The note included the number of a foreign bank account, and a photo of Cuccia's coffin inside the mausoleum, which is normally closed.
The note and picture followed a week in which investigators were forced to sort through a stream of less credible claims of responsibility.
One came from a group calling itself "Social Unemployed."
Another claimant said he was a man who said he had lost a lot of money on the Milan stock market.
The anonymous letter writer said he would only give back the body, without seeking a ransom, if the market went back up.
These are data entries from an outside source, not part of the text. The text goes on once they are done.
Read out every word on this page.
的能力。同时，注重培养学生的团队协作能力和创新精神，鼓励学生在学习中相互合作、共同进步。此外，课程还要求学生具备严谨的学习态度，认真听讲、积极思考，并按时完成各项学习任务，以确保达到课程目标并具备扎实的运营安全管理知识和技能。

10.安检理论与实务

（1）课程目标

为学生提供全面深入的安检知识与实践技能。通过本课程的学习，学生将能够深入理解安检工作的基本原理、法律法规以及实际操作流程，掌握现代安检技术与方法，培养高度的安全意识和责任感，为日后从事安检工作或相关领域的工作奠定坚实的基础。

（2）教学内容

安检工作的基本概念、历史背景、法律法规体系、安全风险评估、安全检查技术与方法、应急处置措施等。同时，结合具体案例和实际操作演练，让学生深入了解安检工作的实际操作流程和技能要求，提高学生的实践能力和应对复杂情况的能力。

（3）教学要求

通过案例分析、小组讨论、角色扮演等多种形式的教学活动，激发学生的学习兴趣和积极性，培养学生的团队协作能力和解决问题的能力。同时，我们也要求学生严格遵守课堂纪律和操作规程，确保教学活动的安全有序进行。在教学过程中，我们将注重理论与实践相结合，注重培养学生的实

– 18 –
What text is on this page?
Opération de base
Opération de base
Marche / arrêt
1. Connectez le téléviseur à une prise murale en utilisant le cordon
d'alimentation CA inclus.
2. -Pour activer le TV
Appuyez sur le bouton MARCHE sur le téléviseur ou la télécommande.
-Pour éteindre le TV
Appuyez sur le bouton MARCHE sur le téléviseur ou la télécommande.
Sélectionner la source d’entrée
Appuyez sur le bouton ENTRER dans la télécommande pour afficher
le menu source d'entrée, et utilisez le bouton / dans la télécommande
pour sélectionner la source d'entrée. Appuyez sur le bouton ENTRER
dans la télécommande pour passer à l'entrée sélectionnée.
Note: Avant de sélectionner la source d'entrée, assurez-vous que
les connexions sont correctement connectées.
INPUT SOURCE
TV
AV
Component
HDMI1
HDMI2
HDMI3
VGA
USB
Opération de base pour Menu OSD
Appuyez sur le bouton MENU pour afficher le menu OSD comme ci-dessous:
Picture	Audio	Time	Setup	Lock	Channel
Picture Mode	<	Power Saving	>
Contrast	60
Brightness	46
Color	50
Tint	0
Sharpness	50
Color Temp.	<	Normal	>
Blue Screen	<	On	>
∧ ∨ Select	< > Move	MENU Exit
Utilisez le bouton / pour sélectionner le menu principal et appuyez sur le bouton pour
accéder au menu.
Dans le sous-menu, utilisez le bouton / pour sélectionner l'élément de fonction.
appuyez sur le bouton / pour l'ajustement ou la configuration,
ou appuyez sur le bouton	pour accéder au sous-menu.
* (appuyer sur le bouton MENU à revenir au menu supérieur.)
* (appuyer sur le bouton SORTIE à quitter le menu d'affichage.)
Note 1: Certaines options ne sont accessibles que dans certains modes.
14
He wrote: "You think I'm crazy, but I'm only desperate."
The only motive police have ruled out completely so far is vandalism.
Police say it was a "professional job" — it would have taken at least three people to smash open the marble tomb and remove the coffin.
Who Was Cuccia?
Cuccia was the founder of Mediobanca, at one time Italy's only merchant bank, and a pivotal player in the industrial development of Italy after World War II.
Cuccia was also known to be a consummate dealmaker, and Italian newspapers have pointed out that a man of his influence was sure to have made enemies.
He died in June at age 92, and was buried in a mausoleum on the grounds of the family villa in Meina, a village of 2,000 people on the shores of Lake Maggiore in northern Italy.
Cuccia's son, Beniamino, said the theft was discovered by a caretaker who had gone to lay flowers
"Why did they have to raid my father's tomb," he was quoted as saying in the Repubblica newspaper. "There are some much wealthier dead people. I'm afraid we're talking about crazy people here."
Not Exactly Uncommon
What happened to Cuccia, however, isn't unusual.
The Mafia is known to have ransomed bodies in the past, and admirers have even dug up bodies of their heroes.
The most famous instance of grave abductions occurred in 1946, when Fascist sympathizers stole the body of Italy's World War II dictator Benito Mussolini, after he was killed in 1945.
The body was secretly kept in a convent until it was given to Mussolini's family in 1957.
In 1987, thieves stole the body of food industrialist Serafino Ferruzzi, demanding a ransom of some $7 million. The family reportedly refused to pay, and the body was never returned.
Early on, police suspected extortion in the Cuccia case, even though they didn't have a ransom note.
On Monday, Carabinieri Capt. Cesare Lenti, one of the investigators in the Cuccia case, told reporters, "stealing the dead has never paid off."